Последние слова Лоранская произнесла с чуть заметной желчью. Лелечка с удивлением взглянула на сестру. Она не понимала, почему вдруг так ненавистно отнеслась Валентина к тому, что составляло и еще недавно интерес их жизни. Лелечка хотела спросить об этом сестру, но почему-то удержалась. Они молча прошли еще немного, взяли извозчика и поехали в Гостиный двор.
XII
Если кто-либо особенно был доволен «свалившимся с неба» наследством из всей семьи Лоранских, так это Граня. Граня был окончательно вышиблен из колеи. Получение «наследства» совпало как раз со временем гимназического бала, и нет ничего удивительного, если Граня потерял голову, бегая по магазинам, выбирая себе сапоги, галстуки, перчатки, духи и прочие предметы моды, роскоши и туалета.
Граня окунулся с головою в свою любимую стихию. Тотчас же по окончании классов он несся домой, как на парусах, закусывал на скорую руку, брал у матери нужную ему сумму и сломя голову мчался на извозчике в Гостиный двор. Граня был как в горячке. Он покупал и нужное, и ненужное, и полезное, и бесполезное, — словом, все, что только бросалось в глаза и приковывало внимание юноши.
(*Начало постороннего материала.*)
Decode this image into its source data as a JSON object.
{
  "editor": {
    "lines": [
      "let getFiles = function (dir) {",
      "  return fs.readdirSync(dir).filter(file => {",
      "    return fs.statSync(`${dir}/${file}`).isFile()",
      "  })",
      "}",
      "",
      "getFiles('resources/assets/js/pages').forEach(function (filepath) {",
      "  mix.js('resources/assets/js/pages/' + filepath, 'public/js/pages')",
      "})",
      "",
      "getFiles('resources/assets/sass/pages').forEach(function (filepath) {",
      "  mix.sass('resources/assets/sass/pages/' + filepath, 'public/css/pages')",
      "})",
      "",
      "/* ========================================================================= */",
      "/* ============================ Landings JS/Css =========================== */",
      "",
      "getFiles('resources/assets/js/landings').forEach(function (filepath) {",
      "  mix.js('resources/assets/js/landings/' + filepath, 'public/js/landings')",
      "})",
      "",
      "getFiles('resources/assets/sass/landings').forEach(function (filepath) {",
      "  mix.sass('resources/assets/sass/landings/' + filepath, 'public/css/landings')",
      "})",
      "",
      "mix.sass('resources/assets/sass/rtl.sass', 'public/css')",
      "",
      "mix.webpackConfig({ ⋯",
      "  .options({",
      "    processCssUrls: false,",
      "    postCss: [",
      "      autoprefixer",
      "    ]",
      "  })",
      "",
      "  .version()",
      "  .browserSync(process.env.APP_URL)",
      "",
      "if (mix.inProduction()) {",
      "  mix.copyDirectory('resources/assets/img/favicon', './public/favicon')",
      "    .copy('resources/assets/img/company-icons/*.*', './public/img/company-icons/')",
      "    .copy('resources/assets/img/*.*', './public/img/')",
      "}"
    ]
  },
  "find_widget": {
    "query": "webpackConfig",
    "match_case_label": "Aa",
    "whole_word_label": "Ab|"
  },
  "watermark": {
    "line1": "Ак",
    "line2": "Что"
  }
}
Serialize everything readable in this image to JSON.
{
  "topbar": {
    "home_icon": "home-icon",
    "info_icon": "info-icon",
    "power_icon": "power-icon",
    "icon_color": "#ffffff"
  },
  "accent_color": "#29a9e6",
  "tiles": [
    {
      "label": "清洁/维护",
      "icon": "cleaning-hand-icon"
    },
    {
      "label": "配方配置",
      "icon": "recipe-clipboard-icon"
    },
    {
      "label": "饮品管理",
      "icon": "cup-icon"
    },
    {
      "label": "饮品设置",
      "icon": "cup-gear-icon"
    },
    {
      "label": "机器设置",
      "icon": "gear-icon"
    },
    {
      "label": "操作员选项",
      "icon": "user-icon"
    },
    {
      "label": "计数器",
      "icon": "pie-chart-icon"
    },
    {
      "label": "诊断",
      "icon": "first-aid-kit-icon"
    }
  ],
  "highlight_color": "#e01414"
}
— Гранечка, не много ли будет? — осторожно останавливала своего любимца Марья Дмитриевна. — Ведь четвертую сотенку меняешь, а что купил? Глядеть не на что. Белье-то какое непрактичное, на год его не хватит. И воротнички опять! Раньше «монополь» носил и был доволен, а теперь голландские! Одной прачке чего переплатить придется.
— Прачке из моих денег платите! — фыркал недовольно Граня. — Что же вы беспокоитесь? И как это вы странно, мама, «мо-но-поль!» Теперь «монополь» никто из порядочных людей не носит — приказчики одни. А белье я самое модное купил, крапинками. И у графа Стоютина такое же, и у Миши Завьялова, и у Берлинга, наконец!
— Гранюшка, да ведь то богачи, аристократы… графы да князья, а Берлинг — сын банкира, есть где разойтись… а ведь ты…
— Ах, мама, — досадливо перебивал юноша, — что у вас за нелепость делить людей на классы… Ведь не в древности же мы живем, отстало это… Аристократы, демократы, все это относительное понятие. Кто горд и независим, тот и аристократ… А деньги у меня есть пока, слава Богу, и скупердяйничать ими не намерен.
— Гранюшка! Ты бы полегче, все же! Ведь тают у тебя деньги-то, как сахар… Голубчик, ради тебя же хлопочу! — и даже слезинки навернулись на глаза доброй Марьи Дмитриевны.